By having event log sources already created, the application code will write to the event log, assuming the event log source already exists. The developer can choose to write the code in a try / catch block with error handling to alternatively write to a standard event log, text file, database log, etc. according to their design, but that is out of scope for this post. I will focus only on the PowerShell script and execution of it.
This blog posting provides a code example on how to author a PowerShell script that will create event logs and event log sources. If the source already exists, it will give a message indicating such. This script is designed to be executed at time of install of the application, not during run time of the application, thus eliminating the potential security vulnerability of elevation of privileges.
This PowerShell script works without user input, where the application configuration is entered directly into the script as an array of comma delimited pairs of event logs,event log sources. Simply modify the values in the variable $eventSources and run it. In the example given, the $eventSources is configured to create 2 sources on the Application log, then create 2 new event logs with corresponding sources.
Note#1: For the development and test teams, it may be beneficial to use the PowerShell command Remove-eventLog with appropriate parameter -LogName to specify the event log name, or to use the parameter -Source to retain the event log but delete only the event log source. I highly recommend you become familiar with the usage of this command before attempting to delete anything. This functionality is useful for developing and testing purposes of this script, but is not part of the purpose of this blog, so be careful if you use this command for production systems.

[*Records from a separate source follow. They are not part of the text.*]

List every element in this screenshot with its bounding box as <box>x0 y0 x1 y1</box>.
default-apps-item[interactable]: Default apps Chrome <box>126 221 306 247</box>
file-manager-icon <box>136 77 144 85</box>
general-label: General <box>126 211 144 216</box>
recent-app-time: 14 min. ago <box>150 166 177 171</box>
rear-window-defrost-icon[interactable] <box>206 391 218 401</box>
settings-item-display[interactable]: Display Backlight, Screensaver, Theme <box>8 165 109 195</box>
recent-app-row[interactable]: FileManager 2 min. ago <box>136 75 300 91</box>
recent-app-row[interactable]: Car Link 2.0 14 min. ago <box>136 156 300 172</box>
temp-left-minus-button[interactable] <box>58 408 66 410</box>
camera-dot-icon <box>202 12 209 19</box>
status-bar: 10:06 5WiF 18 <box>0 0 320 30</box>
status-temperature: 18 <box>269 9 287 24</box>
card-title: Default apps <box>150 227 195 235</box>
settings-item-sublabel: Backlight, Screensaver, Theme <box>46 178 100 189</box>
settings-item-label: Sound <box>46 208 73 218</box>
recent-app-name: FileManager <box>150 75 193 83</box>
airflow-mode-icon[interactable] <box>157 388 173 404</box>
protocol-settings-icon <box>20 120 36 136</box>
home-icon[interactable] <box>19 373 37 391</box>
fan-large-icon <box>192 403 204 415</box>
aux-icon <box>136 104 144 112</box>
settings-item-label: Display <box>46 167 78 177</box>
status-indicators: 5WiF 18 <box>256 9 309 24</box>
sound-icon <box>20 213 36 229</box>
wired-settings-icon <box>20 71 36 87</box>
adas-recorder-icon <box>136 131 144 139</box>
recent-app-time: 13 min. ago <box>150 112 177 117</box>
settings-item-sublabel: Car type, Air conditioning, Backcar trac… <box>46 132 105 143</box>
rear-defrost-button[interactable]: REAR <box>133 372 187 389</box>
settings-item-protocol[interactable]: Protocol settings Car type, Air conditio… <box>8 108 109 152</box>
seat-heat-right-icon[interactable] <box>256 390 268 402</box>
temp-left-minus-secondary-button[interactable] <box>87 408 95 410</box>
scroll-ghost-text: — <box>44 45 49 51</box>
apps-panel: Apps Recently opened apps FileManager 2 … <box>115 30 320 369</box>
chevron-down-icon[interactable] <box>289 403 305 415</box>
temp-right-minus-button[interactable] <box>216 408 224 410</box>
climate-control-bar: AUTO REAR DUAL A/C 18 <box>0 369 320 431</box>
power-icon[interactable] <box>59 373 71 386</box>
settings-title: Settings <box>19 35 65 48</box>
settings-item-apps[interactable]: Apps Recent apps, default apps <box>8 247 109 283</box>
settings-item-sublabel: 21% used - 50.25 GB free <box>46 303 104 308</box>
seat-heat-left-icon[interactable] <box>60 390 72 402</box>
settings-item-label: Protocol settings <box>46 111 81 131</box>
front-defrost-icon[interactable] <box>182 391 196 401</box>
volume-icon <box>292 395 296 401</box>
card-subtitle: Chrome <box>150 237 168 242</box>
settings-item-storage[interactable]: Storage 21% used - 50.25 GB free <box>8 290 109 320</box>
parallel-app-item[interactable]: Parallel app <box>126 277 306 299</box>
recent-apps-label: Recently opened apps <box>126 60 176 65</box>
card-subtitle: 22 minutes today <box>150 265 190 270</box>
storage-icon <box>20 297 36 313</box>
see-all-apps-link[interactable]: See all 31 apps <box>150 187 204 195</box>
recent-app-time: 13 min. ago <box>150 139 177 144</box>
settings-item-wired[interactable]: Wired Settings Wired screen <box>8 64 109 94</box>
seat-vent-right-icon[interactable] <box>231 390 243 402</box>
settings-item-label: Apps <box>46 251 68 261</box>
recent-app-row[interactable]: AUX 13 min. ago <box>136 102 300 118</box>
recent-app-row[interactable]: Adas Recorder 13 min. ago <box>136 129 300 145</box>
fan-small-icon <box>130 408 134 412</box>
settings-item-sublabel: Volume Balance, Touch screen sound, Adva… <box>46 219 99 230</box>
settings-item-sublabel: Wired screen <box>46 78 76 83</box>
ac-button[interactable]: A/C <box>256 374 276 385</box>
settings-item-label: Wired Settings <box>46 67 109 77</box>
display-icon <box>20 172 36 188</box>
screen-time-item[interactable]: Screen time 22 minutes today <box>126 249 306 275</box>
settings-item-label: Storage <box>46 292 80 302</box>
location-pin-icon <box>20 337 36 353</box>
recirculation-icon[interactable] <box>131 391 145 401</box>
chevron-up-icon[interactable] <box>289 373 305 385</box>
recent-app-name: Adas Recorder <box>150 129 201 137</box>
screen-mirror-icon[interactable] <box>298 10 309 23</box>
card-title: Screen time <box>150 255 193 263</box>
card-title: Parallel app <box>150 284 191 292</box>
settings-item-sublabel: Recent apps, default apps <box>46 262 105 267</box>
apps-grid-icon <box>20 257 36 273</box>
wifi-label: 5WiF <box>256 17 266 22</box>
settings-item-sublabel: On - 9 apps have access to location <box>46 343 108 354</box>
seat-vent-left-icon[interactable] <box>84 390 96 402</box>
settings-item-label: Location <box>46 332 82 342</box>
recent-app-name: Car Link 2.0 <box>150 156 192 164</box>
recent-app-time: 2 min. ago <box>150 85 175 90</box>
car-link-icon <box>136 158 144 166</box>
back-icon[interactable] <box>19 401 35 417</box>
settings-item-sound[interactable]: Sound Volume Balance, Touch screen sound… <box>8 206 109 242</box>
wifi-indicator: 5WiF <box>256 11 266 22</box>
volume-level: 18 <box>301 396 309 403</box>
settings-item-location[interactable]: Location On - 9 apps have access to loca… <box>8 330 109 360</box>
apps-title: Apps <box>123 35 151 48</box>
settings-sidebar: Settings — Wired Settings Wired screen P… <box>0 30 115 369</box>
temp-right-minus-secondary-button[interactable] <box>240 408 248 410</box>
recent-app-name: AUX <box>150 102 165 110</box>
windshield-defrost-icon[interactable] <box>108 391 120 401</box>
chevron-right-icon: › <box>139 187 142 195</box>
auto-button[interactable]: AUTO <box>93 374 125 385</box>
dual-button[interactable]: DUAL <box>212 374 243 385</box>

Note#2 On some systems, there may be a policy that denies execution of PowerShell scripts. You can override this when calling the PowerShell.exe command by adding -ExecutionPolicy ByPass as a parameter. Policies are there for a reason, but if the script is fully reviewed, tested, and certified, it may be helpful to specify this parameter.
Note#3. Although it is possible to create event logs having greater than 8 characters in the name, if you attempt to create a second event log where the first 8 characters are the same as an existing event log, you will get an error.